Respecto a la otra pieza separada que la Fiscalía Anticorrupción abrió poco después, la que investiga la supuesta trama de cobro de comisiones por la construcción del AVE a la Meca por parte de un consorcio de empresas españolas, tampoco cabe poner demasiadas esperanzas. Una vez más se topará con la inviolabilidad del rey emérito y si a esto unimos que el Parlamento español ya ha dado portazo a la creación de una Comisión de Investigación para aclarar el affaire, la única conclusión posible es que aquí se trata de pasar página sobre todo lo que afecte a la monarquía, sin llegar al fondo de las graves acusaciones y en aras a proteger la figura del gran patriarca de la Transición. Flaco favor para la institución monárquica, que por cierto sigue perdiendo puntos en los índices de popularidad entre los españoles precisamente por la pérdida de credibilidad y por no atenerse a unas mínimas normas de higiene democrática.

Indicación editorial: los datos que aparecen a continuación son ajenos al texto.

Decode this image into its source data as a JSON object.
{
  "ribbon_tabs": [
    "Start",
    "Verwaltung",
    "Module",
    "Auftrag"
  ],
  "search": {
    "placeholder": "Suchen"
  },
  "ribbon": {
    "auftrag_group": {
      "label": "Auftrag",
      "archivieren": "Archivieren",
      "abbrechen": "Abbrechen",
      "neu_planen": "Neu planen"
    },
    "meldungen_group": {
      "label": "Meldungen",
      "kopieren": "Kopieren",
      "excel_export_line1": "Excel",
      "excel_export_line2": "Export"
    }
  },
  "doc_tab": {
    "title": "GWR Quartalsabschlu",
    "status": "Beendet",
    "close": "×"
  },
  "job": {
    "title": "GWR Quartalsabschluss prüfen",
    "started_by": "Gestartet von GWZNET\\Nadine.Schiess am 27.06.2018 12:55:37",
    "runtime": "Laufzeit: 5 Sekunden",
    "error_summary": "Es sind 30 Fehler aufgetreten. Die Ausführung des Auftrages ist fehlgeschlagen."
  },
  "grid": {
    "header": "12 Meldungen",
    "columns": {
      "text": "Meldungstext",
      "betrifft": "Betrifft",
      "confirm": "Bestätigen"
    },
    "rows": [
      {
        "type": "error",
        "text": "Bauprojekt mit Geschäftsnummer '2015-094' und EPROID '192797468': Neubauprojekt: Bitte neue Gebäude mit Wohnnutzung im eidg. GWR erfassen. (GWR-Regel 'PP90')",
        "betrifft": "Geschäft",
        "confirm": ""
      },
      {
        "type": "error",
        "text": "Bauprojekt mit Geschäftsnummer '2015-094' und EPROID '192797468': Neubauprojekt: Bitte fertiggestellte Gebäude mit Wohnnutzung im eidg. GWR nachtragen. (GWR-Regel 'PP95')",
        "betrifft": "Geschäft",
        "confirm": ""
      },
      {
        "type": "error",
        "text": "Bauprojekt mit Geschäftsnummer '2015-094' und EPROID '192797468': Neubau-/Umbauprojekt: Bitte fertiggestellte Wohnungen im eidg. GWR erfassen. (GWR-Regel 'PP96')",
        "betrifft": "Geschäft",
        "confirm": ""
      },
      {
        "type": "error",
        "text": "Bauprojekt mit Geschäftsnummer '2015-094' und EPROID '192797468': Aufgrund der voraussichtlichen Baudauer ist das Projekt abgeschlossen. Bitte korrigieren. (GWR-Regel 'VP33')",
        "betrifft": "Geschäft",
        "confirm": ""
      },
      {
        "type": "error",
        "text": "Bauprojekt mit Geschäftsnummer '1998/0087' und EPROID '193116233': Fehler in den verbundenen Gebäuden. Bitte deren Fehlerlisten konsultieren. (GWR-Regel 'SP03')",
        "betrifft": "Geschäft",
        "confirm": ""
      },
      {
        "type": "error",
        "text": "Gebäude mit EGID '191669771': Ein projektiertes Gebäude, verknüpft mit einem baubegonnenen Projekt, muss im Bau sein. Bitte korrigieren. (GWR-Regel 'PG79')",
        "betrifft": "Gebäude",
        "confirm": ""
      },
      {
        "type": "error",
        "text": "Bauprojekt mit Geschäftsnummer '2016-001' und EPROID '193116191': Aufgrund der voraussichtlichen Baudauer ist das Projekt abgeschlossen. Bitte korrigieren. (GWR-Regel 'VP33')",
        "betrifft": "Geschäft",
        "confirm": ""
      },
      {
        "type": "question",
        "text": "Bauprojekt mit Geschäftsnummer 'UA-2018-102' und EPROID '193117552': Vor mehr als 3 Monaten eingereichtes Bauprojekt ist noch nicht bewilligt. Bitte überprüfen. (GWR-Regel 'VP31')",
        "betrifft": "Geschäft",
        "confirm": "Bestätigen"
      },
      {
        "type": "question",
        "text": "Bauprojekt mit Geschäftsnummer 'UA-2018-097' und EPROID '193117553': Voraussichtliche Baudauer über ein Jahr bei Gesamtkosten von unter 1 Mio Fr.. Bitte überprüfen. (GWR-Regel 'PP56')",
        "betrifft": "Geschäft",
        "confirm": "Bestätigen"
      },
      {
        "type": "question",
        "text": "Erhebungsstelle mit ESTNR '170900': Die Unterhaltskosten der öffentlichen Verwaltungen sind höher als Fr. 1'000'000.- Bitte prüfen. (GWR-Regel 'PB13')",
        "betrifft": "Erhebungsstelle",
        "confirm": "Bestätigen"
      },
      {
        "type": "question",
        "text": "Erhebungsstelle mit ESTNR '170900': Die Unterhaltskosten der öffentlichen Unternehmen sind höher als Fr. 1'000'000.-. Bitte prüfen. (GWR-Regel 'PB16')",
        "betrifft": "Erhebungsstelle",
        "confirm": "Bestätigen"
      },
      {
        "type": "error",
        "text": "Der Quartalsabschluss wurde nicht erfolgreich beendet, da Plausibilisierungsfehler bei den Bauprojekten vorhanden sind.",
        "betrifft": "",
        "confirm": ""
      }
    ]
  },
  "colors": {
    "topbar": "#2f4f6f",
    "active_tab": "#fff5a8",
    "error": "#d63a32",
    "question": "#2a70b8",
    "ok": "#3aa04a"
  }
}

Así las cosas, cerrado el paso a la verdad en los tribunales españoles, el conocimiento de los hechos queda en manos de un fiscal suizo, el citado Bertossa, y ahora también de un juez londinense que tendrá que dilucidar si hubo acoso del CNI a Corinna Larsen, tal como ella ha denunciado. Es decir, España ha pasado de la célebre sentencia unamuniana “que inventen ellos” a otra todavía más anacrónica, “que juzguen ellos”, completándose así el destrozo a la imagen de nuestro país.
Nadie discute que el papel del rey, hoy emérito, fue decisivo durante la transición de España de la dictadura a la democracia. Pero tan importante como reconocer ese rol trascendental es aplicar a la Casa Real los mismos parámetros democráticos que a cualquier otro poder del Estado. Considerar a la Zarzuela como un coto privado soberano, un reducto jurídicamente inexpugnable, un oasis de impunidad donde ni la policía, ni los jueces, ni el Parlamento pueden entrar, es tanto como volver a aquellos años en los que el general Franco vivía con los suyos, feliz, seguro y apaciblemente instalado sobre el bien y el mal en el Palacio Real de El Pardo. Unos tiempos de oscura impunidad que dábamos por superados. Por desgracia, parece que la Transición llegó a todos los estamentos y magistraturas políticas menos a la Jefatura del Estado que, visto lo visto, sigue funcionando con absoluta autonomía incluso por encima de la ley. Como en las peores dictaduras bananeras.